Dylan made his name with his spectacular cooking in Mint, which got him a well-deserved Michelin star. His next venture was not more high-end cooking; instead he introduced us to Rustic Stone, which is still packed every night with people cooking their own meat and fish on hot lava stones.
His next venture was Fade Street Social, which combined a number of elements. There is a restaurant that makes use of a brick-domed oven, and there's what you could call a 'tapas' bar. It's tapas in the sense of small tasting plates, rather than in the sense of Spanish food. In fact it isn't easy to pigeon-hole the menu; there are influences from all around the world as well as re-workings of Irish dishes.
In some ways it is a showcase for modern Irish cooking, and I have eaten here pretty often, the menu changes and there are so many dishes to enjoy it’s impossible to get bored.
Here's a few examples from the menu, which keeps all the dishes in or around €10: air dried lamb with onion, fig puree, black olives and celery leaves, Soft shell crab in sesame spice flour with miso mayo, crab and lemongrass dipping sauce, crispy salt brandade and squid with pickled red peppers, chickpeas and chorizo; or if you're adventurous, the salted popcorn with crispy, free-range chicken cooked in tapioca flour, rolled in sumac and truffle butter. You'll notice that the dishes I've listed have a lot of components, and that holds true of all the others as well. A lot of work has gone into these plates.

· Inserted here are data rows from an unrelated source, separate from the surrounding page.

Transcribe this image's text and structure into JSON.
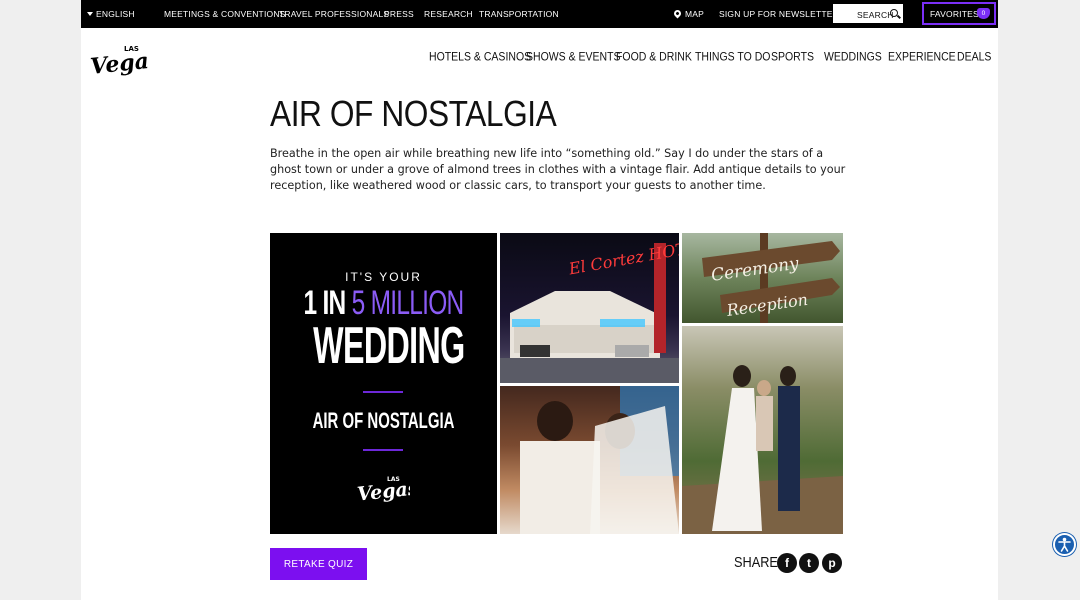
{
  "topbar": {
    "language": "ENGLISH",
    "links": [
      "MEETINGS & CONVENTIONS",
      "TRAVEL PROFESSIONALS",
      "PRESS",
      "RESEARCH",
      "TRANSPORTATION"
    ],
    "map": "MAP",
    "newsletter": "SIGN UP FOR NEWSLETTER",
    "search": "SEARCH",
    "favorites": "FAVORITES",
    "favorites_count": "0"
  },
  "nav": [
    "HOTELS & CASINOS",
    "SHOWS & EVENTS",
    "FOOD & DRINK",
    "THINGS TO DO",
    "SPORTS",
    "WEDDINGS",
    "EXPERIENCE",
    "DEALS"
  ],
  "logo": {
    "top": "LAS",
    "main": "Vegas"
  },
  "content": {
    "title": "AIR OF NOSTALGIA",
    "description": "Breathe in the open air while breathing new life into “something old.” Say I do under the stars of a ghost town or under a grove of almond trees in clothes with a vintage flair. Add antique details to your reception, like weathered wood or classic cars, to transport your guests to another time."
  },
  "collage": {
    "its_your": "IT'S YOUR",
    "one_in": "1 IN",
    "five_million": "5 MILLION",
    "wedding": "WEDDING",
    "air_of_nostalgia": "AIR OF NOSTALGIA",
    "hotel_sign": "El Cortez HOTEL",
    "sign_ceremony": "Ceremony",
    "sign_reception": "Reception"
  },
  "actions": {
    "retake_quiz": "RETAKE QUIZ",
    "share": "SHARE",
    "social": [
      {
        "name": "facebook",
        "glyph": "f"
      },
      {
        "name": "twitter",
        "glyph": "t"
      },
      {
        "name": "pinterest",
        "glyph": "p"
      }
    ]
  },
  "colors": {
    "accent": "#7c0ff0",
    "topbar": "#000000",
    "favorites_border": "#7b2ff7"
  }
}
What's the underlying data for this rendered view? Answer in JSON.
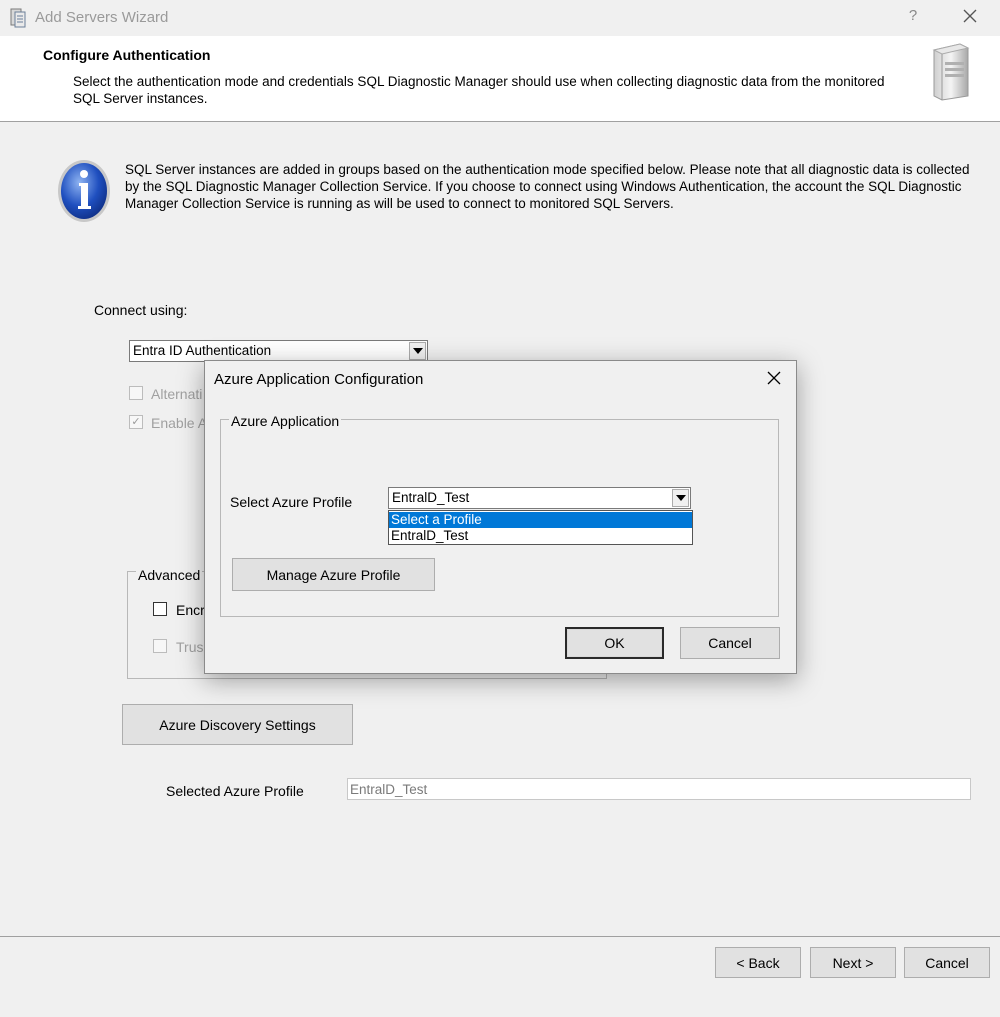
{
  "window": {
    "title": "Add Servers Wizard",
    "help_symbol": "?",
    "icons": {
      "app": "server-stack-icon",
      "close": "close-icon"
    }
  },
  "header": {
    "title": "Configure Authentication",
    "description": "Select the authentication mode and credentials SQL Diagnostic Manager should use when collecting diagnostic data from the monitored SQL Server instances.",
    "icon": "server-icon"
  },
  "info": {
    "icon": "info-icon",
    "text": "SQL Server instances are added in groups based on the authentication mode specified below. Please note that all diagnostic data is collected by the SQL Diagnostic Manager Collection Service. If you choose to connect using Windows Authentication, the account the SQL Diagnostic Manager Collection Service is running as will be used to connect to monitored SQL Servers."
  },
  "connect": {
    "label": "Connect using:",
    "auth_mode": "Entra ID Authentication",
    "alternate_label": "Alternati",
    "alternate_checked": false,
    "enable_label": "Enable A",
    "enable_checked": true
  },
  "advanced": {
    "legend": "Advanced",
    "encrypt_label": "Encr",
    "encrypt_checked": false,
    "trust_label": "Trus",
    "trust_checked": false
  },
  "azure": {
    "discovery_button": "Azure Discovery Settings",
    "selected_profile_label": "Selected Azure Profile",
    "selected_profile_value": "EntralD_Test"
  },
  "footer": {
    "back": "< Back",
    "next": "Next >",
    "cancel": "Cancel"
  },
  "dialog": {
    "title": "Azure Application Configuration",
    "group_legend": "Azure Application",
    "select_label": "Select Azure Profile",
    "selected_value": "EntralD_Test",
    "options": [
      "Select a Profile",
      "EntralD_Test"
    ],
    "highlighted_option_index": 0,
    "manage_button": "Manage Azure Profile",
    "ok": "OK",
    "cancel": "Cancel",
    "accent_color": "#0078d7"
  }
}
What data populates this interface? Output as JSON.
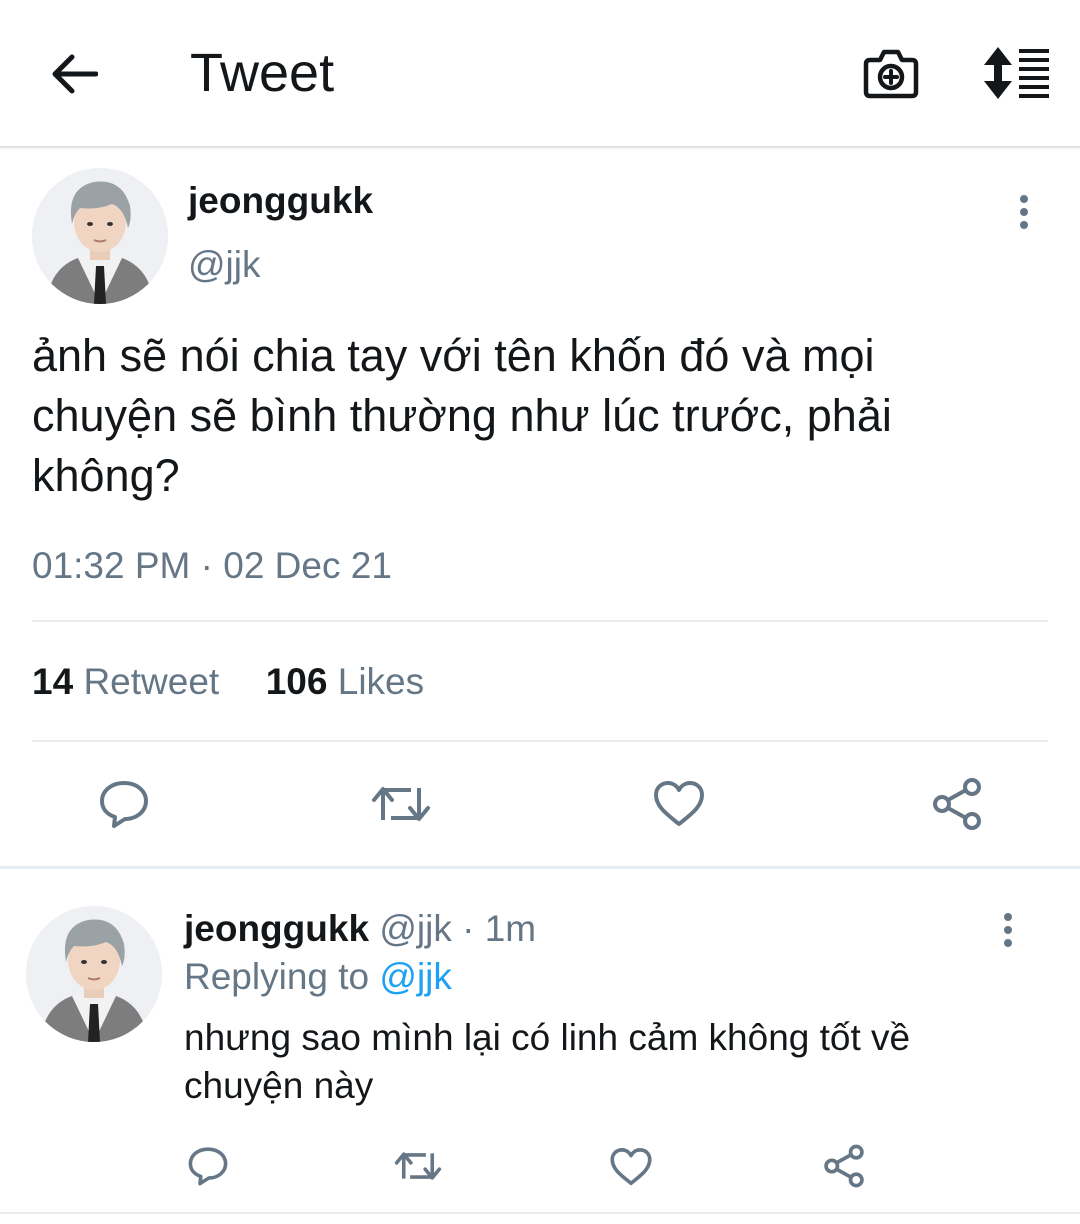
{
  "header": {
    "title": "Tweet",
    "back_icon": "arrow-left-icon",
    "camera_icon": "camera-plus-icon",
    "sort_icon": "sort-lines-icon"
  },
  "tweet": {
    "display_name": "jeonggukk",
    "handle": "@jjk",
    "text": "ảnh sẽ nói chia tay với tên khốn đó và mọi chuyện sẽ bình thường như lúc trước, phải không?",
    "timestamp": "01:32 PM · 02 Dec 21",
    "retweet_count": "14",
    "retweet_label": "Retweet",
    "likes_count": "106",
    "likes_label": "Likes"
  },
  "reply": {
    "display_name": "jeonggukk",
    "handle": "@jjk",
    "time": "· 1m",
    "replying_prefix": "Replying to",
    "replying_to": "@jjk",
    "text": "nhưng sao mình lại có linh cảm không tốt về chuyện này"
  },
  "colors": {
    "text": "#14171a",
    "muted": "#657786",
    "accent": "#1da1f2",
    "divider": "#e6ecf0"
  }
}
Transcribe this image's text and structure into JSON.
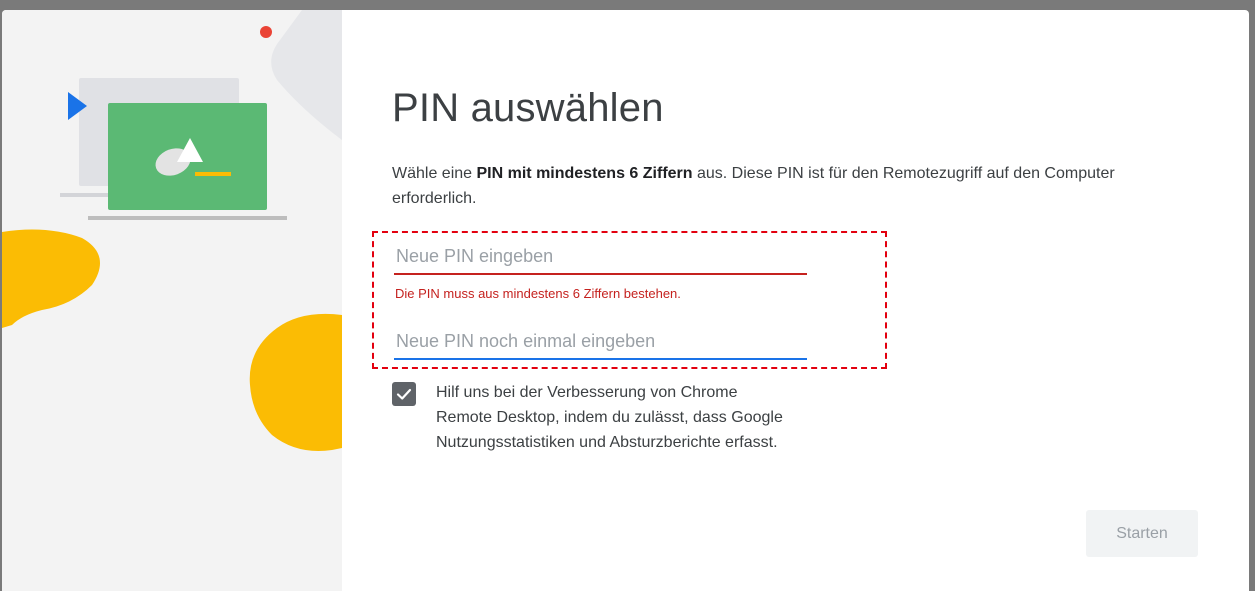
{
  "dialog": {
    "title": "PIN auswählen",
    "description": {
      "prefix": "Wähle eine ",
      "bold": "PIN mit mindestens 6 Ziffern",
      "suffix": " aus. Diese PIN ist für den Remotezugriff auf den Computer erforderlich."
    },
    "pin_field": {
      "placeholder": "Neue PIN eingeben",
      "value": "",
      "error": "Die PIN muss aus mindestens 6 Ziffern bestehen."
    },
    "pin_confirm_field": {
      "placeholder": "Neue PIN noch einmal eingeben",
      "value": ""
    },
    "consent": {
      "checked": true,
      "label": "Hilf uns bei der Verbesserung von Chrome Remote Desktop, indem du zulässt, dass Google Nutzungsstatistiken und Absturzberichte erfasst."
    },
    "start_button": {
      "label": "Starten",
      "enabled": false
    }
  },
  "illustration": {
    "icons": [
      "laptop-icon",
      "play-triangle-icon",
      "red-dot-icon",
      "yellow-blob-icon"
    ]
  },
  "colors": {
    "error": "#c5221f",
    "focus": "#1a73e8",
    "highlight": "#e3000f",
    "green": "#5bb974",
    "yellow": "#fbbc04",
    "blue": "#1a73e8",
    "red": "#ea4335"
  }
}
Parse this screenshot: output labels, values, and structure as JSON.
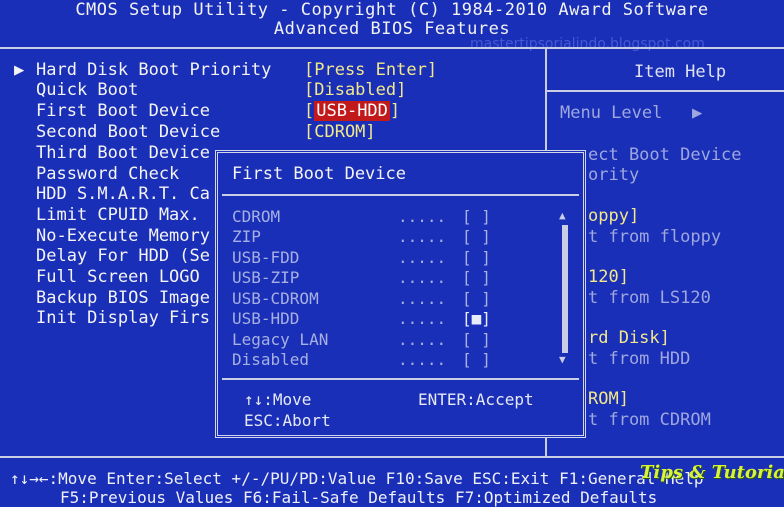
{
  "header": {
    "title": "CMOS Setup Utility - Copyright (C) 1984-2010 Award Software",
    "subtitle": "Advanced BIOS Features",
    "watermark": "mastertipsorialindo.blogspot.com"
  },
  "settings": [
    {
      "label": "Hard Disk Boot Priority",
      "value": "[Press Enter]",
      "arrow": "▶"
    },
    {
      "label": "Quick Boot",
      "value": "[Disabled]"
    },
    {
      "label": "First Boot Device",
      "value_open": "[",
      "value_sel": "USB-HDD",
      "value_close": "]"
    },
    {
      "label": "Second Boot Device",
      "value": "[CDROM]"
    },
    {
      "label": "Third Boot Device"
    },
    {
      "label": "Password Check"
    },
    {
      "label": "HDD S.M.A.R.T. Ca"
    },
    {
      "label": "Limit CPUID Max."
    },
    {
      "label": "No-Execute Memory"
    },
    {
      "label": "Delay For HDD (Se"
    },
    {
      "label": "Full Screen LOGO"
    },
    {
      "label": "Backup BIOS Image"
    },
    {
      "label": "Init Display Firs"
    }
  ],
  "help": {
    "title": "Item Help",
    "menu_level": "Menu Level",
    "menu_arrow": "▶",
    "lines": [
      {
        "text": "ect Boot Device",
        "style": "helpv"
      },
      {
        "text": "ority",
        "style": "helpv"
      },
      {
        "text": "oppy]",
        "style": "helpy"
      },
      {
        "text": "t from floppy",
        "style": "helpv"
      },
      {
        "text": "120]",
        "style": "helpy"
      },
      {
        "text": "t from LS120",
        "style": "helpv"
      },
      {
        "text": "rd Disk]",
        "style": "helpy"
      },
      {
        "text": "t from HDD",
        "style": "helpv"
      },
      {
        "text": "ROM]",
        "style": "helpy"
      },
      {
        "text": "t from CDROM",
        "style": "helpv"
      }
    ]
  },
  "popup": {
    "title": "First Boot Device",
    "options": [
      {
        "name": "CDROM",
        "dots": ".....",
        "box": "[ ]"
      },
      {
        "name": "ZIP",
        "dots": ".....",
        "box": "[ ]"
      },
      {
        "name": "USB-FDD",
        "dots": ".....",
        "box": "[ ]"
      },
      {
        "name": "USB-ZIP",
        "dots": ".....",
        "box": "[ ]"
      },
      {
        "name": "USB-CDROM",
        "dots": ".....",
        "box": "[ ]"
      },
      {
        "name": "USB-HDD",
        "dots": ".....",
        "box": "[■]"
      },
      {
        "name": "Legacy LAN",
        "dots": ".....",
        "box": "[ ]"
      },
      {
        "name": "Disabled",
        "dots": ".....",
        "box": "[ ]"
      }
    ],
    "scroll_up": "▲",
    "scroll_down": "▼",
    "hint_move": "↑↓:Move",
    "hint_enter": "ENTER:Accept",
    "hint_abort": "ESC:Abort"
  },
  "footer": {
    "line1": "↑↓→←:Move  Enter:Select  +/-/PU/PD:Value  F10:Save  ESC:Exit  F1:General Help",
    "line2": "F5:Previous Values  F6:Fail-Safe Defaults  F7:Optimized Defaults",
    "logo": "Tips & Tutorial"
  },
  "colors": {
    "background": "#1a2fb8",
    "value": "#f2e88a",
    "selected": "#c21a1a"
  }
}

We were dining as a group with some friends from Hot Press and indeed Stuart was also reviewing the restaurant that night; does this make us a gaggle of critics?
The dishes came in no particular order, but the first on our table was the crispy salt cod brandade with squid and pickled red peppers, with chorizo and chickpeas. It was rich and delicious and very generous, and we wondered had we ordered too much, greed having gotten the better of us. Next came the tuna and tomato ravioli, which was fresh and light and thoroughly gorgeous.
Next along came the Chinese pork belly with crispy peanut brittle. This was slowed cooked and very tender, and was hearty and sticky and lovely. A lobster hot dog was next, which we halved and demolished. Lightness here came from the third of the second wave trio, the truffle hens’ egg with potato and olive oil foam, with a hollandaise dip.
I had almost forgotten the Magret duck, but it was thinly sliced and beautifully flavoured with pickled kumquats and a homemade confit spring roll while hot 3 cheese truffle muffins with warm celeriac cream milk and celeriac cream brought up the rear.
We enjoyed a couple of glasses of Sauvignon Blanc and now took a rest before dessert. After a decent interval we were ready for something light and sweet, and ordered the praline donuts with Tonka bean cream]ma and white coffee ice cream, which we enjoyed with a glass each or dessert wine, a Muscat and the Riesling,
We finished with coffee and headed upstairs to enjoy the last of the summer sun on the rooftop winter garden. Fade Street Social is five years old now, but manages to stay relevant and exciting with a lovely room, great staff and exciting food. It was packed on the second Saturday in September, and I was glad to renew the acquaintance, I’ll be back soon.